While there is no single data strategy or approach that can applied across organisations of all different sizes and sectors, there’s one common characteristic among those that do it right: becoming a data-driven organisation starts at the top. From board level through to operations, finance, IT and all other departments, data must be fundamental to how the organisation works and how decisions are made.

As the business world adapts to global uncertainty, technology has the power to overcome the volatility and ambiguity, and help businesses stay connected with their customers, to innovate and to thrive. The source of this transformation is data and it’s time for businesses to become ‘data-centered’ and to capitalise on the growing data economy. In this new economy all businesses are data businesses, and every employee works in a data ecosystem. A data strategy, focusing on skills, literacy and analysis therefore needs to be put at the heart of your organisation to reap the value of transformative technologies while protecting what really drives competitive advantage – your people.

In this regard, people and technology need to meet in the middle as it’s at the intersection where skilled, enabled employees meet intelligent systems that magic is made.

Becoming ‘data-centered’

The evolutionary biologist Richard Dawkins once said that “DNA neither cares nor knows. DNA just is.
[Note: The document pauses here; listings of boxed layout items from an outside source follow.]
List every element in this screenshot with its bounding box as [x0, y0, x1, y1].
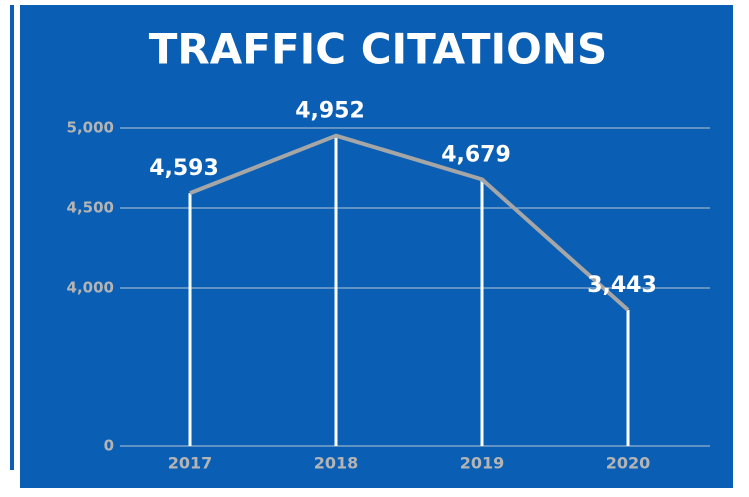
y-tick-label: 0	[104, 437, 114, 455]
data-label: 4,679	[441, 142, 511, 167]
line	[189, 133, 630, 312]
chart-title: TRAFFIC CITATIONS	[149, 25, 607, 74]
data-label: 4,593	[149, 156, 219, 181]
x-tick-label: 2020	[606, 454, 651, 473]
y-tick-label: 4,000	[67, 279, 114, 297]
panel	[20, 5, 733, 488]
data-label: 3,443	[587, 273, 657, 298]
x-tick-label: 2018	[314, 454, 359, 473]
side-bar	[10, 5, 14, 470]
data-label: 4,952	[295, 99, 365, 124]
x-tick-label: 2017	[168, 454, 213, 473]
y-tick-label: 5,000	[67, 119, 114, 137]
y-tick-label: 4,500	[67, 199, 114, 217]
x-tick-label: 2019	[460, 454, 505, 473]
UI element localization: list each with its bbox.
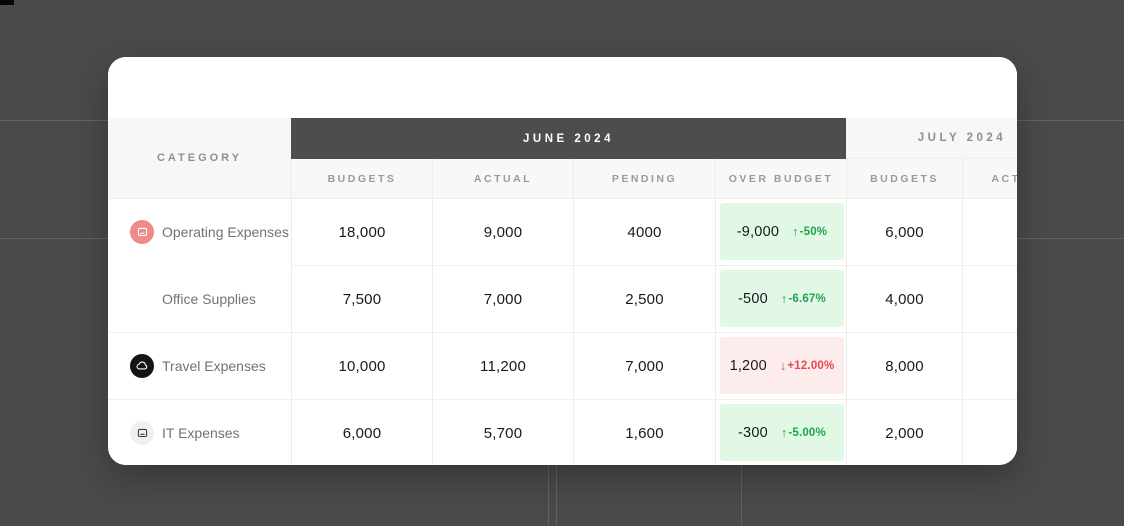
modal-header-area — [108, 57, 1017, 118]
cell-june-pending: 2,500 — [573, 265, 715, 332]
july-budgets-column-header: BUDGETS — [846, 159, 962, 199]
cell-july-budgets: 8,000 — [846, 332, 962, 399]
cell-june-budgets: 18,000 — [291, 199, 432, 265]
category-label: Operating Expenses — [162, 224, 289, 240]
delta-percent: -6.67% — [788, 292, 826, 305]
table-row-category-it-expenses: IT Expenses — [108, 399, 291, 465]
table-row-category-operating-expenses: Operating Expenses — [108, 199, 291, 265]
cell-july-budgets: 4,000 — [846, 265, 962, 332]
table-row-category-travel-expenses: Travel Expenses — [108, 332, 291, 399]
table-row-category-office-supplies: Office Supplies — [108, 265, 291, 332]
budget-table-modal: CATEGORY JUNE 2024 JULY 2024 BUDGETS ACT… — [108, 57, 1017, 465]
cell-june-budgets: 10,000 — [291, 332, 432, 399]
cell-june-pending: 7,000 — [573, 332, 715, 399]
cell-june-over-budget: -9,000 ↑ -50% — [715, 199, 846, 265]
over-budget-value: -300 — [738, 424, 768, 441]
over-budget-chip: 1,200 ↓ +12.00% — [720, 337, 844, 394]
cell-june-over-budget: 1,200 ↓ +12.00% — [715, 332, 846, 399]
cell-july-budgets: 2,000 — [846, 399, 962, 465]
backdrop-divider — [548, 465, 549, 526]
cell-june-over-budget: -300 ↑ -5.00% — [715, 399, 846, 465]
june-actual-column-header: ACTUAL — [432, 159, 573, 199]
budget-table: CATEGORY JUNE 2024 JULY 2024 BUDGETS ACT… — [108, 118, 1017, 465]
over-budget-chip: -9,000 ↑ -50% — [720, 203, 844, 260]
over-budget-chip: -300 ↑ -5.00% — [720, 404, 844, 461]
cell-july-actual — [962, 332, 1017, 399]
june-over-budget-column-header: OVER BUDGET — [715, 159, 846, 199]
backdrop-divider — [741, 465, 742, 526]
category-label: Travel Expenses — [162, 358, 266, 374]
arrow-up-icon: ↑ — [780, 425, 788, 440]
june-pending-column-header: PENDING — [573, 159, 715, 199]
delta-percent: -50% — [799, 225, 828, 238]
category-column-header: CATEGORY — [108, 118, 291, 199]
cell-june-actual: 11,200 — [432, 332, 573, 399]
cell-june-actual: 7,000 — [432, 265, 573, 332]
category-label: IT Expenses — [162, 425, 240, 441]
cell-july-budgets: 6,000 — [846, 199, 962, 265]
june-budgets-column-header: BUDGETS — [291, 159, 432, 199]
cloud-icon — [130, 354, 154, 378]
delta-percent: +12.00% — [787, 359, 835, 372]
cell-july-actual — [962, 265, 1017, 332]
laptop-icon — [130, 421, 154, 445]
month-tab-june[interactable]: JUNE 2024 — [291, 118, 846, 159]
delta-badge: ↑ -6.67% — [781, 292, 826, 306]
over-budget-chip: -500 ↑ -6.67% — [720, 270, 844, 327]
cell-july-actual — [962, 199, 1017, 265]
july-actual-column-header: ACTUAL — [962, 159, 1017, 199]
over-budget-value: 1,200 — [729, 357, 767, 374]
delta-badge: ↑ -50% — [792, 225, 827, 239]
laptop-icon — [130, 220, 154, 244]
arrow-up-icon: ↑ — [792, 224, 799, 239]
delta-badge: ↓ +12.00% — [780, 359, 835, 373]
cell-june-actual: 5,700 — [432, 399, 573, 465]
cell-june-pending: 4000 — [573, 199, 715, 265]
cell-june-actual: 9,000 — [432, 199, 573, 265]
icon-spacer — [130, 287, 154, 311]
arrow-down-icon: ↓ — [779, 358, 787, 373]
backdrop-corner-bar — [0, 0, 14, 5]
category-label: Office Supplies — [162, 290, 256, 307]
delta-badge: ↑ -5.00% — [781, 426, 826, 440]
over-budget-value: -500 — [738, 290, 768, 307]
arrow-up-icon: ↑ — [780, 291, 788, 306]
backdrop-divider — [556, 465, 557, 526]
over-budget-value: -9,000 — [736, 223, 780, 240]
cell-june-budgets: 7,500 — [291, 265, 432, 332]
cell-july-actual — [962, 399, 1017, 465]
cell-june-over-budget: -500 ↑ -6.67% — [715, 265, 846, 332]
delta-percent: -5.00% — [788, 426, 826, 439]
cell-june-budgets: 6,000 — [291, 399, 432, 465]
month-tab-july[interactable]: JULY 2024 — [846, 118, 1017, 159]
cell-june-pending: 1,600 — [573, 399, 715, 465]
And we dance to its music”. The elements that constitute your organisation’s DNA may not be obvious – from the data center infrastructure and servers that manage your data through to the people that embrace it and turn it into business wins. Yet every working day these elements act like genetic instructions for the development, function, growth, and reproduction of your business operations. And it’s this subtle dance that separates you from every other organisation.

These aren’t short-term considerations; it needs a longer-term vision to operate in a ‘data-centred’ way. With human-centricity and data-centricity working together, the iterative changes and benefits may come gradually before they become apparent – suddenly.